上図以下、▲2三歩 △同飛 ▲6六金 △同歩 ▲2八飛(下図)
先手も勝負をかけて飛車交換を挑んできます。
ただ、これはさすがに無理だったようで後手勝勢になりました。
とは言っても、安全勝ちを狙って飛車交換を避ける△2七歩 なんて手を1分くらい考えた辺り、まだまだですね。
上図以下、△2八同飛成 ▲同銀 △5八飛(下図)
このシンプルな飛車打ちが強烈で先手は困っています。
上図以下、▲6八角 △7六桂 ▲6一飛 △4二玉 ▲6九歩(下図)
となり、ここから詰みがあります。
実戦詰将棋を出題します

お時間のある方は最後に上図の実戦詰将棋をお楽しみください。
私は全部は読み切れてませんでしたが、郷谷さんが比較的簡単な手順で逃げてくれたので詰ますことができました。
答えは数行下に書きますので、ちょっとお考え下さい。
では答えです。
上図以下、△8八桂成 ▲同玉 △6七歩成(下図)
の角による開き王手から詰みます。
まずは玉を逃げる変化から。
▲9七玉 の場合・・・
上図以下、▲9七玉(下図)と逃げた場合はこうなります。
上図以下、△8六金 ▲同玉 △7五銀 ▲9七玉 △8六銀打(下図)
と上から押さえていって詰みます。
先手としては最初の△8六金 も最後の△8六銀打 も▲同角 と取ると△8八飛成 で詰むので取れないのが辛いですね。
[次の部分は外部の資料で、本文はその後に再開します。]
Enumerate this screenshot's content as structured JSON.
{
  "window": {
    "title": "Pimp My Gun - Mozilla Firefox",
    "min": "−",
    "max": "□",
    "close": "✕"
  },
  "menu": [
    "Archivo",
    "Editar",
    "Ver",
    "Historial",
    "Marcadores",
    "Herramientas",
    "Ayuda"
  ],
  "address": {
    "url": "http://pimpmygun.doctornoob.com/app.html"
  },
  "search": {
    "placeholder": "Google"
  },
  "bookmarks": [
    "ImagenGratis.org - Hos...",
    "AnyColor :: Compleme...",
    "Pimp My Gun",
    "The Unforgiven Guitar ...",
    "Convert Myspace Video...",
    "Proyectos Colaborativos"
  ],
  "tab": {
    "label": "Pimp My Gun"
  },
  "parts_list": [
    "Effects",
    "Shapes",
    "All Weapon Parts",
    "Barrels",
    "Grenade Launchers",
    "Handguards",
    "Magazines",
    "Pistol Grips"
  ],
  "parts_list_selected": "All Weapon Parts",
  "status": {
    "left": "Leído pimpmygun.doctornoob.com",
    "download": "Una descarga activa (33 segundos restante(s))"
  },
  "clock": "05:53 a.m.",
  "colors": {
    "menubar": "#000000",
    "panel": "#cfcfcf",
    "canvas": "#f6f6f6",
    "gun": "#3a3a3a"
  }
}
上図以下、▲9八玉 △6八飛成 ▲同歩 △8七角(下図)
角が王手で取れるのでピッタリ詰みました。
▲7七金 の場合・・・
△6七歩成 に▲7七金(下図)と合駒した場合は・・・上図以下、△7七同角成 ▲同桂 △8七金(下図)
角を切って玉の頭に金を打って詰まします。
上図以下、▲8七同玉 △7八銀 ▲8六玉 △7五銀 ▲9七玉 △8七金(下図)
までの詰みです。
実戦は▲5五桂 でした
実戦は△6七歩成 に▲5五桂(下図)と指してきましたが・・・上図以下、△6八飛成(下図)
で郷谷さんの投了となりました。
上図以下、▲6八同歩 △7九角(下図)
から詰みます。
上図以下、▲8七玉 △7八銀 ▲8六玉 △7五金(下図)
までの詰みです。
▲8七玉 で▲9八玉 と逃げるのは△9七銀 から詰みます。
最後に
勝手読みの悪手に対し、悪手で返してくれたおかげで勝てた一局でした。本局のポイントだった飛車の素抜きを狙った△2四同角(下図)
には、▲3五歩(下図)の返し技があるのでお気をつけください。
けっこう定番の一手らしいので、私のようにちょっと振り飛車をかじった程度の方はここで覚えて同じミスをしないようにしましょう。